Après leur arrestation, les soldats ont déclaré qu’ils ne réprimaient pas leur colère contre les terroristes qui avaient récemment tué leur camarade. Ils ont déclaré que la mort de leurs camarades leur avait causé un grave traumatisme mental et ils ont assuré qu’ils n’avaient jamais eu recours à la violence contre les Palestiniens auparavant.

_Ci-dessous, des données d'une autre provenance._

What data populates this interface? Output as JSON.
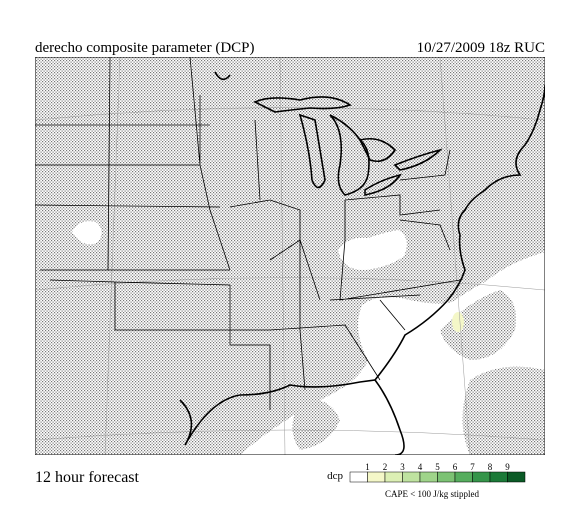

Mais si ces soldats n’ont tué personne, et ont été emprisonnés, ce n’est pas le cas pour la mère du terroriste qui a été complice du meurtre de son fils qui a tué deux israéliens. Car en effet, le tribunal militaire de Samarie a libéré la mère du terroriste Ashraf Naalua, qui a tué deux Israéliens dans la zone industrielle de Barkan, en résidence surveillée. La mère est restée en prison pendant cinq mois, soupçonnée de ne pas avoir prévenu cet acte terroriste dont elle avait connaissance.

Pour rappel, le 7 octobre, un ouvrier de l’une des usines de la zone industrielle de Barkan, le Palestinien Ashraf Naalua, a abattu Kim Lewengrond-Ezekiel et Ziva Hajbi. Naalua a été tué le 13 décembre lors d’une opération visant à l’arrêter. Trois jours plus tard, les FDI ont détruit la maison de la famille Naalua.

La recherche du terroriste s’est poursuivie pendant plus de deux mois. Sa mère et son frère ont été arrêtés par le Shabak au tout début de l’opération de recherche. Selon le Shabak, les proches savaient que Naalua se trouvait dans les camps d’entraînement du Hamas et se préparait à commettre l’attaque, mais n’en ont pas informé les autorités.

Le colonel Yair Zadok, président du tribunal militaire de Samarie, a décidé que la mère du terroriste assassiné était suffisamment emprisonnée. Le juge a reconnu qu’il prenait une décision «inhabituelle», décidant de relâcher la suspect de complicité indirecte au terrorisme en résidence surveillée, et a justifié cette décision en déclarant qu’il était difficile pour la mère d’exiger la dénonciation de son fils. Mais il semble que pour ce juge, les mères des deux soldats tués et les victimes juives de Barkan, Kim Lewengrond-Ezekiel et Ziva Hajbi soient moins importantes que la mère de ce terroriste avec du sang Juif sur ses mains.

« Je pense que plus la punition sera sévère, plus la relation entre le criminel et l’accusé sera mauvaise, moins elle devrait être sévère… Attendez-vous à une dénonciation par les parents est plus difficile que par un voisin ou un ami. » Le juge a décidé que la sanction pour non-dénonciation devrait être différente, en fonction du degré de proximité entre l’accusé et le terroriste.

Donc, aujourd’hui toutes les mères palestiniennes savent qu’elles peuvent être complices de l’attaque de leurs enfants sans être sanctionnées par le tribunal militaire israélien.